YouTube Nixes 30-Second Unskippable Ads As Mobile Video Views Skyrocket

by Laurie Sullivan @lauriesullivan, February 17, 2017

YouTube confirmed Friday that it will stop supporting 30-second unskippable ads as of 2018, to focus on more engaging commercial formats.

“We’re committed to providing a better ads experience for users online,” a YouTube spokesperson wrote in an email to Search Marketing Daily. “As part of that, we’ve decided to stop supporting 30-second unskippable ads as of 2018 and focus instead on formats that work well for both users and advertisers.”

YouTube Nixes 30-Second Unskippable Ads As Mobile Video Views Skyrocket

It’s not clear whether YouTube made the decision to stop supporting the ads after running tests on viewing habits that would suggest 30-second ads are just too long and individuals tend to click the browser closed rather than wade through to the end of the ad. It may be that YouTube will support shorter, non-skippable in-stream video ads that appear pre-, mid-, or post-roll in shorter increments such as 10, 15, or 20 seconds.

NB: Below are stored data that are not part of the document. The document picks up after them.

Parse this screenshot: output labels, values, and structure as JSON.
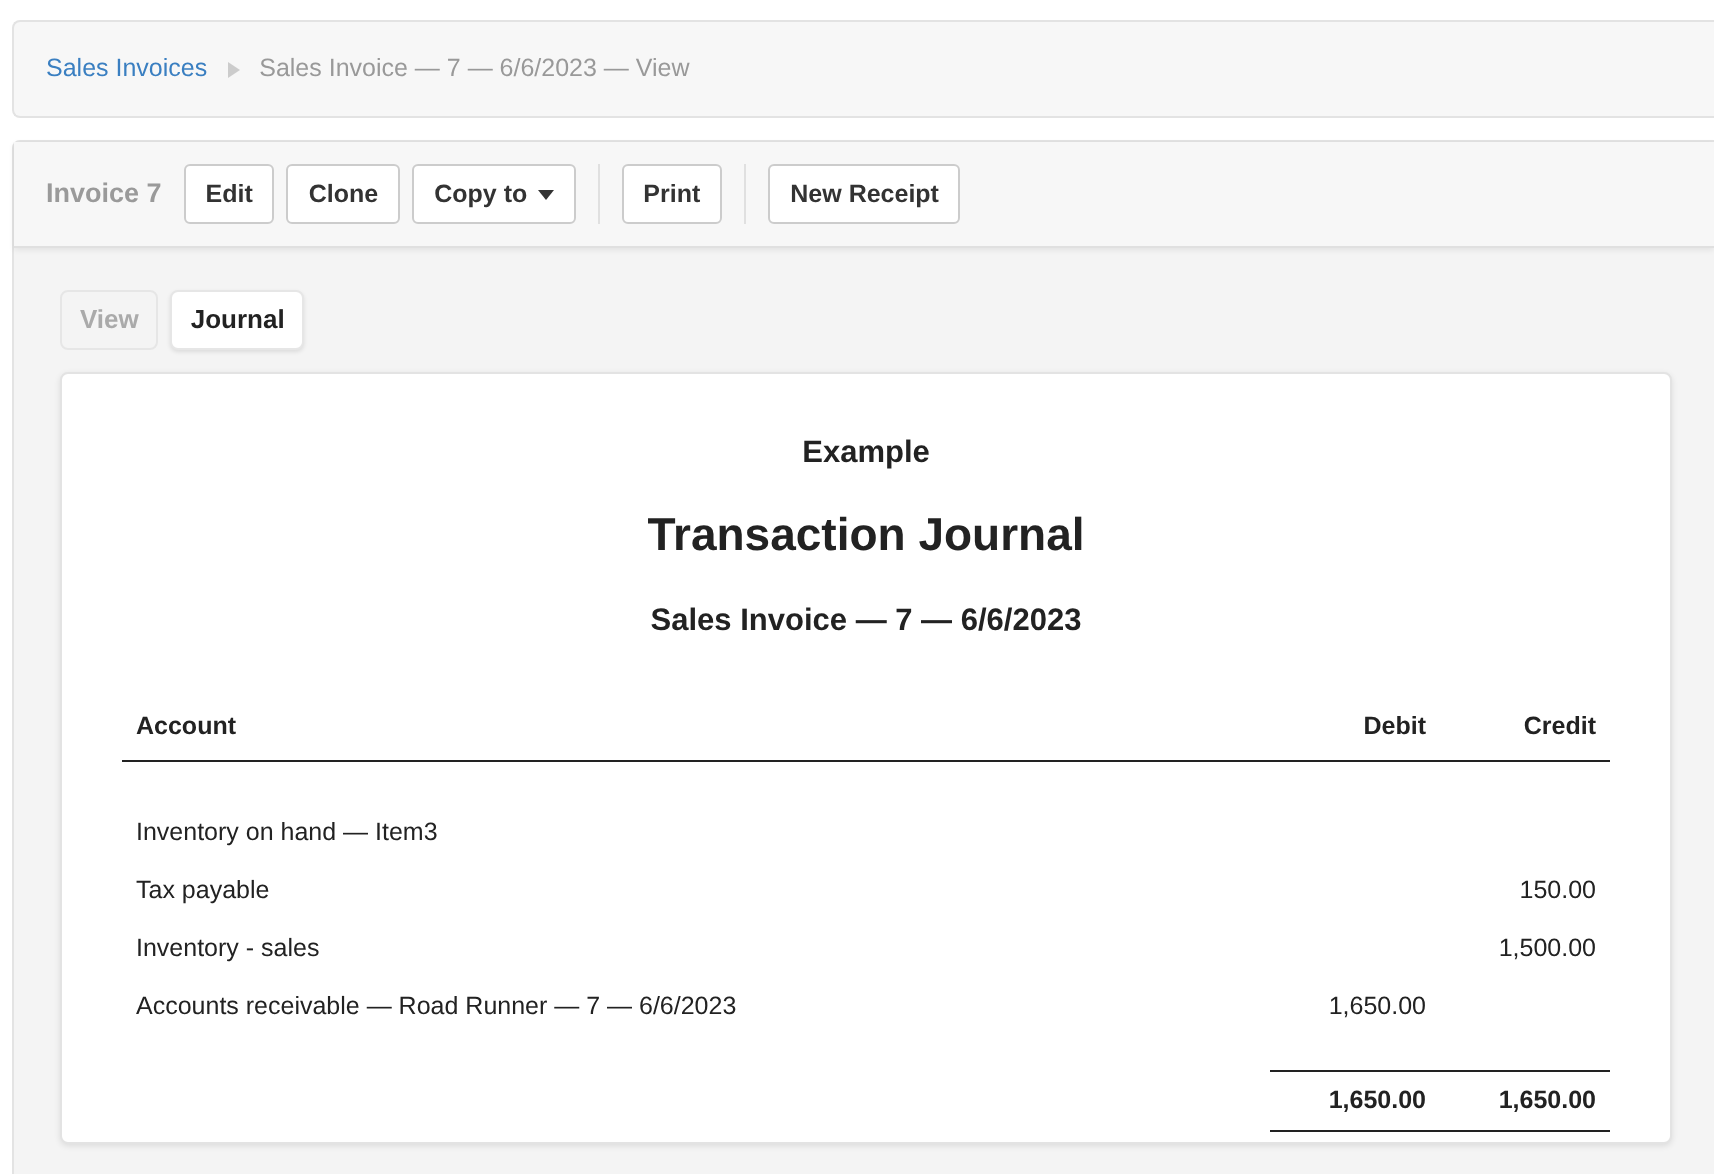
{
  "breadcrumb": [
    {
      "label": "Sales Invoices",
      "kind": "link"
    },
    {
      "label": "Sales Invoice — 7 — 6/6/2023 — View",
      "kind": "current"
    }
  ],
  "toolbar": {
    "title": "Invoice 7",
    "button_groups": [
      [
        {
          "label": "Edit",
          "kind": "plain"
        },
        {
          "label": "Clone",
          "kind": "plain"
        },
        {
          "label": "Copy to",
          "kind": "dropdown"
        }
      ],
      [
        {
          "label": "Print",
          "kind": "plain"
        }
      ],
      [
        {
          "label": "New Receipt",
          "kind": "plain"
        }
      ]
    ]
  },
  "tabs": [
    {
      "label": "View",
      "selected": false
    },
    {
      "label": "Journal",
      "selected": true
    }
  ],
  "report": {
    "company": "Example",
    "title": "Transaction Journal",
    "subtitle": "Sales Invoice — 7 — 6/6/2023",
    "columns": [
      "Account",
      "Debit",
      "Credit"
    ],
    "rows": [
      {
        "account": "Inventory on hand — Item3"
      },
      {
        "account": "Tax payable",
        "credit": "150.00"
      },
      {
        "account": "Inventory - sales",
        "credit": "1,500.00"
      },
      {
        "account": "Accounts receivable — Road Runner — 7 — 6/6/2023",
        "debit": "1,650.00"
      }
    ],
    "totals": {
      "debit": "1,650.00",
      "credit": "1,650.00"
    }
  }
}
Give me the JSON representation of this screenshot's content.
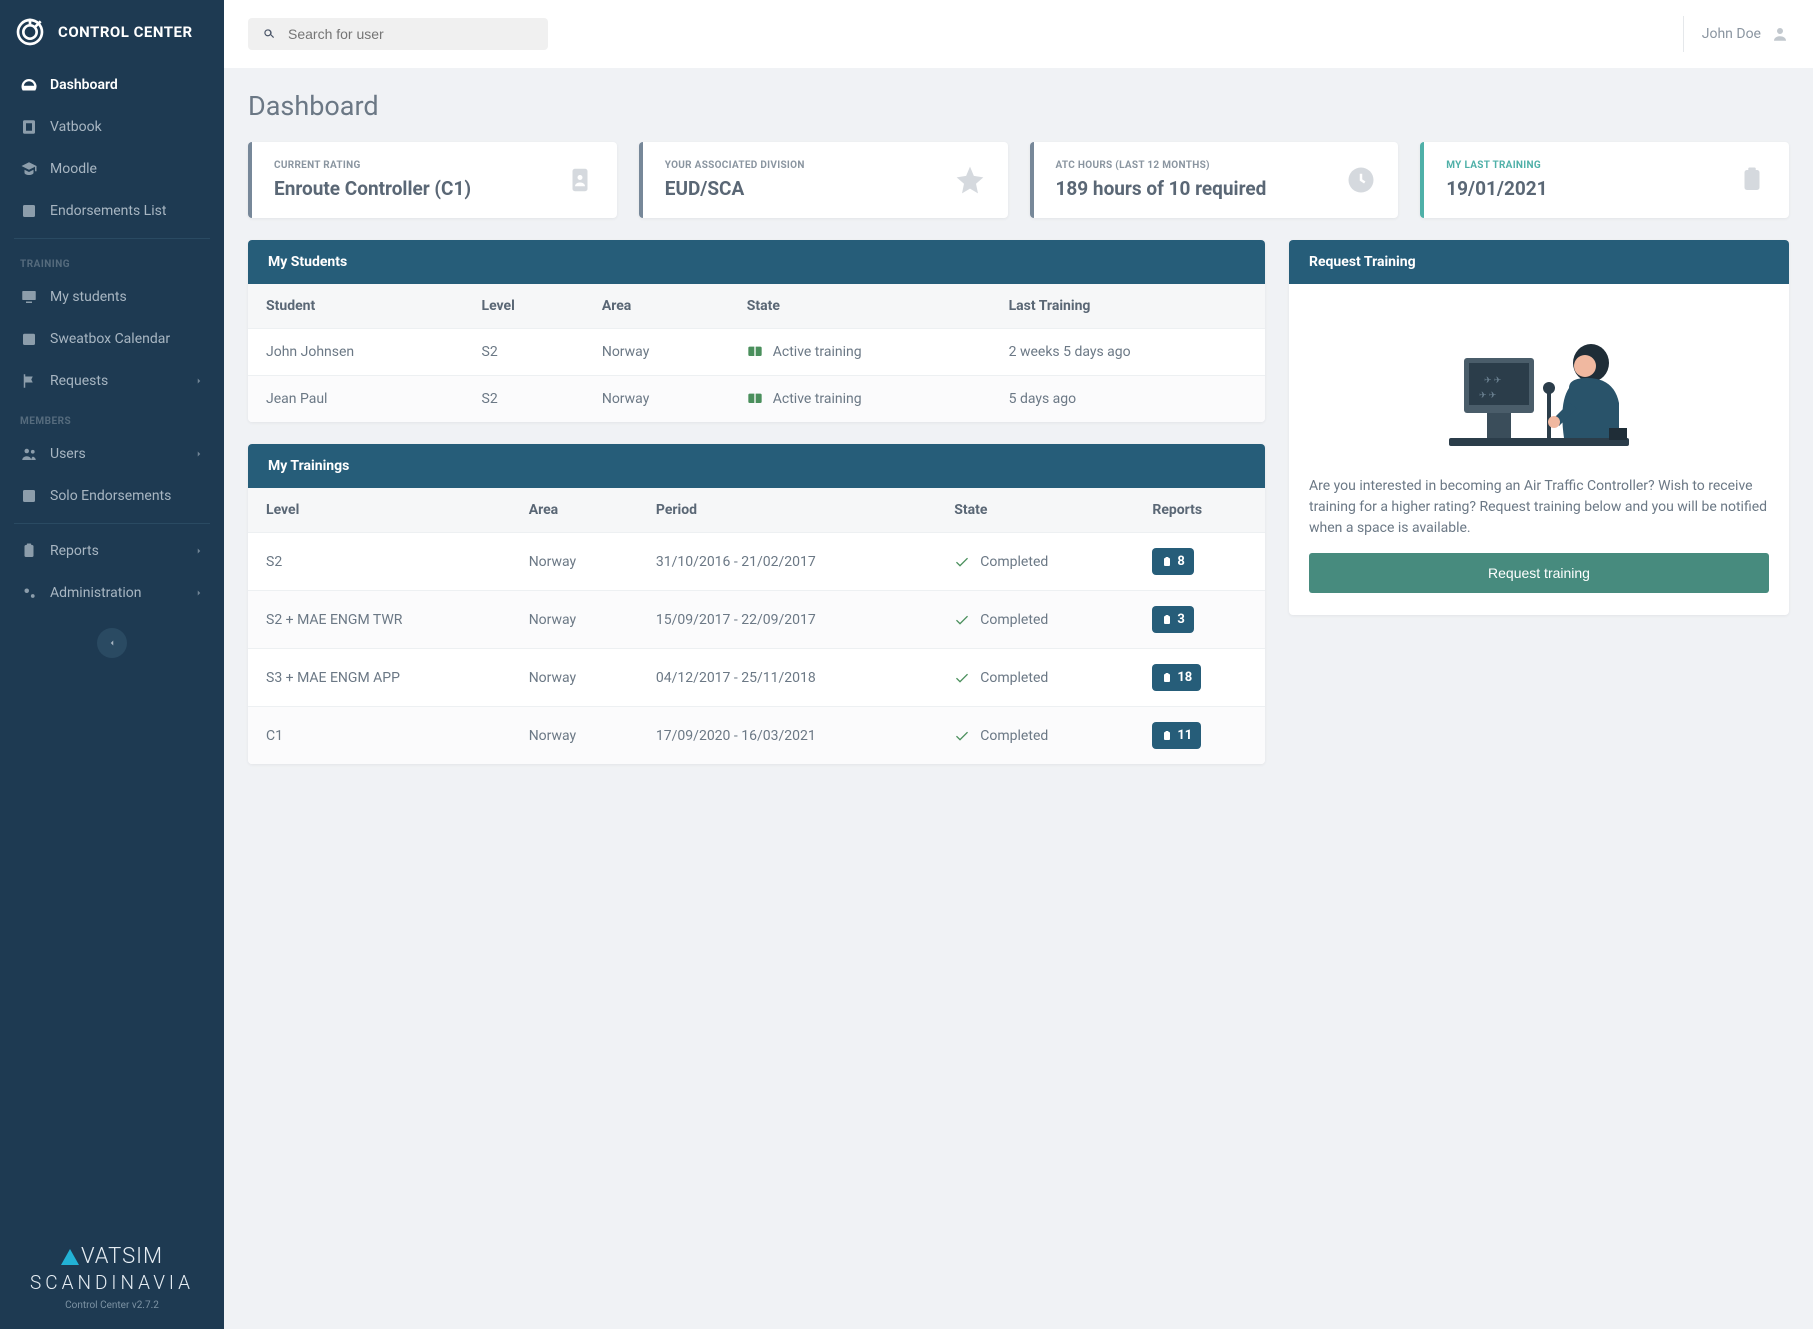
{
  "brand": {
    "title": "CONTROL CENTER"
  },
  "sidebar": {
    "items": [
      {
        "label": "Dashboard",
        "active": true
      },
      {
        "label": "Vatbook"
      },
      {
        "label": "Moodle"
      },
      {
        "label": "Endorsements List"
      }
    ],
    "training_section": "TRAINING",
    "training_items": [
      {
        "label": "My students"
      },
      {
        "label": "Sweatbox Calendar"
      },
      {
        "label": "Requests",
        "expandable": true
      }
    ],
    "members_section": "MEMBERS",
    "members_items": [
      {
        "label": "Users",
        "expandable": true
      },
      {
        "label": "Solo Endorsements"
      }
    ],
    "bottom_items": [
      {
        "label": "Reports",
        "expandable": true
      },
      {
        "label": "Administration",
        "expandable": true
      }
    ],
    "footer": {
      "brand1": "VATSIM",
      "brand2": "SCANDINAVIA",
      "version": "Control Center v2.7.2"
    }
  },
  "topbar": {
    "search_placeholder": "Search for user",
    "user_name": "John Doe"
  },
  "page": {
    "title": "Dashboard"
  },
  "cards": [
    {
      "label": "CURRENT RATING",
      "value": "Enroute Controller (C1)"
    },
    {
      "label": "YOUR ASSOCIATED DIVISION",
      "value": "EUD/SCA"
    },
    {
      "label": "ATC HOURS (LAST 12 MONTHS)",
      "value": "189 hours of 10 required"
    },
    {
      "label": "MY LAST TRAINING",
      "value": "19/01/2021",
      "accent": true
    }
  ],
  "my_students": {
    "title": "My Students",
    "columns": [
      "Student",
      "Level",
      "Area",
      "State",
      "Last Training"
    ],
    "rows": [
      {
        "student": "John Johnsen",
        "level": "S2",
        "area": "Norway",
        "state": "Active training",
        "last": "2 weeks 5 days ago"
      },
      {
        "student": "Jean Paul",
        "level": "S2",
        "area": "Norway",
        "state": "Active training",
        "last": "5 days ago"
      }
    ]
  },
  "my_trainings": {
    "title": "My Trainings",
    "columns": [
      "Level",
      "Area",
      "Period",
      "State",
      "Reports"
    ],
    "rows": [
      {
        "level": "S2",
        "area": "Norway",
        "period": "31/10/2016 - 21/02/2017",
        "state": "Completed",
        "reports": "8"
      },
      {
        "level": "S2 + MAE ENGM TWR",
        "area": "Norway",
        "period": "15/09/2017 - 22/09/2017",
        "state": "Completed",
        "reports": "3"
      },
      {
        "level": "S3 + MAE ENGM APP",
        "area": "Norway",
        "period": "04/12/2017 - 25/11/2018",
        "state": "Completed",
        "reports": "18"
      },
      {
        "level": "C1",
        "area": "Norway",
        "period": "17/09/2020 - 16/03/2021",
        "state": "Completed",
        "reports": "11"
      }
    ]
  },
  "request": {
    "title": "Request Training",
    "text": "Are you interested in becoming an Air Traffic Controller? Wish to receive training for a higher rating? Request training below and you will be notified when a space is available.",
    "button": "Request training"
  }
}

Mobile video traffic accounted for 60% of total mobile data traffic in 2016, and now accounts for more than half of all mobile data traffic, according to Cisco. Some 78% of the world’s mobile data traffic will be video by 2021.

Shorter ads seem to improve product recall, especially when combined with TrueView or Google Preferred campaigns. In April 2016, Google announced Bumper ads, a six-second video format, sold through the AdWords auction on a CPM basis.

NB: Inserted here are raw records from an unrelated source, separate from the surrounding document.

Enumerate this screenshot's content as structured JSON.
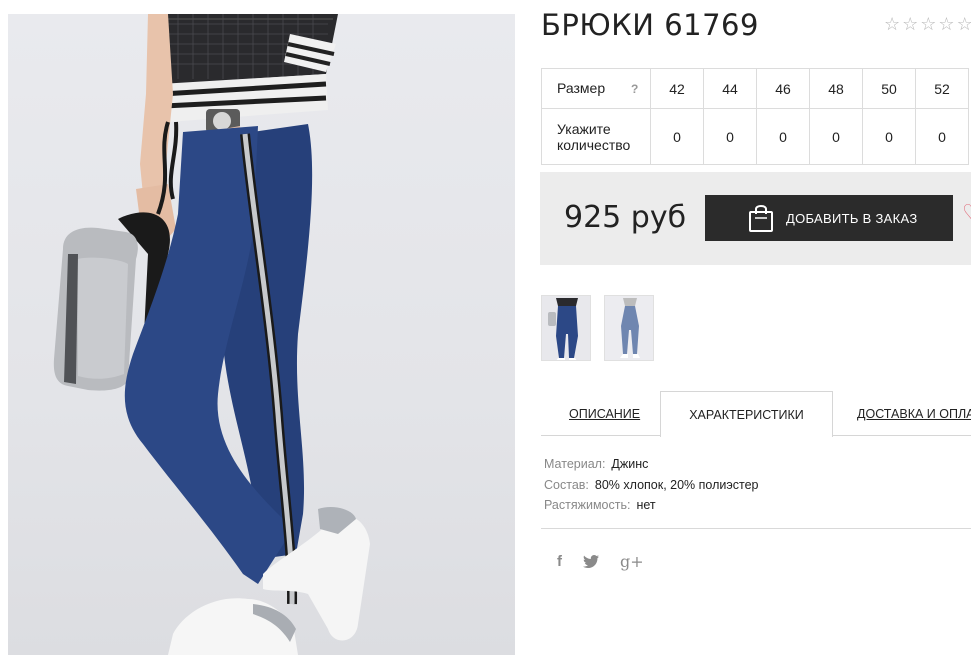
{
  "product": {
    "title": "БРЮКИ 61769",
    "rating_icons": [
      "☆",
      "☆",
      "☆",
      "☆",
      "☆"
    ]
  },
  "size_table": {
    "size_label": "Размер",
    "help_icon": "?",
    "sizes": [
      "42",
      "44",
      "46",
      "48",
      "50",
      "52"
    ],
    "qty_label_line1": "Укажите",
    "qty_label_line2": "количество",
    "quantities": [
      "0",
      "0",
      "0",
      "0",
      "0",
      "0"
    ]
  },
  "buy": {
    "price": "925 руб",
    "button_label": "ДОБАВИТЬ В ЗАКАЗ",
    "button_icon": "shopping-bag-icon",
    "wishlist_icon": "heart-icon"
  },
  "tabs": [
    {
      "label": "ОПИСАНИЕ",
      "active": false
    },
    {
      "label": "ХАРАКТЕРИСТИКИ",
      "active": true
    },
    {
      "label": "ДОСТАВКА И ОПЛАТА",
      "active": false
    }
  ],
  "characteristics": [
    {
      "key": "Материал:",
      "value": "Джинс"
    },
    {
      "key": "Состав:",
      "value": "80% хлопок, 20% полиэстер"
    },
    {
      "key": "Растяжимость:",
      "value": "нет"
    }
  ],
  "social": {
    "facebook": "f",
    "google_plus": "g+"
  },
  "colors": {
    "button_bg": "#2b2b2b",
    "buybox_bg": "#ececec",
    "denim": "#253f78",
    "heart": "#e26b7a"
  }
}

For advertisers, the ability to stream videos more effectively is very important, Thomas Burnett, director of service provider marketing and thought leadership at Cisco, wrote earlier in an email to Search Marketing Daily.

For Google, “efficiently” likely means faster streams with short intervals that won’t interrupt the viewing experience. No doubt the company ran tests to determine the exact amount of time that viewers will tolerate.

The online media publication Campaign, which first reported the news, suggests that YouTube will make use of six-second unskippable video ads instead.